Today I give you a book excerpt that contains some very entertaining advice for writers. What follows are the first two paragraphs of the second chapter of The Treasure Seekers by E. Nesbit.
I am afraid the last chapter was rather dull. It is always dull in books when people talk and talk, and don’t do anything, but I was obliged to put it in, or else you wouldn’t have understood all the rest. The best part of books is when things are happening. That is the best part of real things too. This is why I shall not tell you in this story about all the days when nothing happened. You will not catch me saying, "thus the sad days passed slowly by" — or "the years rolled on their weary course" — or "time went on" — because that is silly; of course time goes on — whether you say so or not. So I shall just tell you the nice, interesting parts — and in between you will understand that we had our meals and got up and went to bed, and dull things like that. It would be sickening to write all that down, though of course it happens. I said so to Albert-next-door’s uncle, who writes books, and he said, "Quite right, that’s what we call selection, a necessity of true art." And he is very clever indeed. So you see.
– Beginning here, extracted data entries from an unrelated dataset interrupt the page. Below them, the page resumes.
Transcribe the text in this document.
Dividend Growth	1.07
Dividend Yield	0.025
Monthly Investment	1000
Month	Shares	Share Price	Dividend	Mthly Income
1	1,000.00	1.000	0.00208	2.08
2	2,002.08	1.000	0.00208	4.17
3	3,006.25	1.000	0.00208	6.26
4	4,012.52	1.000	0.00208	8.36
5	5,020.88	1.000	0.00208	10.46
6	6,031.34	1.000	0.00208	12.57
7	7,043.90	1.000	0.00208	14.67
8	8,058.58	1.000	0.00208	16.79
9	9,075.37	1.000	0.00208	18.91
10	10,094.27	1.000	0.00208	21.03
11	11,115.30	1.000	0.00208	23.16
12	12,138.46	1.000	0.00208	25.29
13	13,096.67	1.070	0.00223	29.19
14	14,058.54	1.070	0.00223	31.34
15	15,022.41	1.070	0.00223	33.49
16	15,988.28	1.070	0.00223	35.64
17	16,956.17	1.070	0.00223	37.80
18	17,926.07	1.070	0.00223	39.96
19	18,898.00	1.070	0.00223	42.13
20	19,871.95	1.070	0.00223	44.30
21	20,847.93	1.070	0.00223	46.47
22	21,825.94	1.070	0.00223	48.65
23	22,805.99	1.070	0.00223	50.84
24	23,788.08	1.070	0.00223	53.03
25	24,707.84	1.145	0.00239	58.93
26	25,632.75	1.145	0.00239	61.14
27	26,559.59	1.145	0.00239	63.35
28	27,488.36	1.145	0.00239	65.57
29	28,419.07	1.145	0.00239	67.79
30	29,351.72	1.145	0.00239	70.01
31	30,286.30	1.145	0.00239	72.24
I have often thought that if the people who write children’s books knew a little more it would be better. I shall not tell you anything about us except what I should like to know about if I was reading the story and you were writing it. Albert’s uncle says I ought to have put this in the preface, but I never read prefaces, and it is not much good writing things just for people to skip. I wonder other authors have never thought of this.
Thanks to the Victorian Women Writers Project at Indiana University, you can read the full text of this and other E. Nesbit stories online.
And of course your local library might just have a copy of the actual book, too! For example, there are 4 copies at the city of Minneapolis public libraries and 1 copy of the audiobook on compact disc… Susan Brown
Nesbit’s authorial commentary was wonderful, Trollope for the grammar school set. One of my favorites, from “Five Children and It.” She begins the book by explaining that she could have easily written a story about all the ordinary fun things the children did during a stay in the country, “…just the kind of things you do yourself, you know, — and you would believe every word of it; and when I told about the children’s being tiresome, as you are sometimes, your aunts would perhaps write in the margin of the story with a pencil, ‘How true!’ or ‘How like life!’ and you would see it and be annoyed. So I will only tell you the really astonishing things that happened, and you may leave the book about quite safely, for no aunts and uncles are likely to write ‘How true!’ on the edge of the story.”
Nesbit’s comments to her readers are just one of the things that make her books so wonderful. Interestingly, though I had forgotten Oswald’s prejudice against prefaces until I reread The Story of the Treasure Seekers a few years ago, I’ve always preferred afterwords to prefaces or introductions. Perhaps it was Oswald/Nesbit’s influence which leg me to write afterwords not introductions in all the Books of Wonder Classics I did at Morrow/HarperCollins and the Nesbit reissues I did at Chronicle — one of which is pictured above — with its gorgeous Paul O. Zelinsky cover!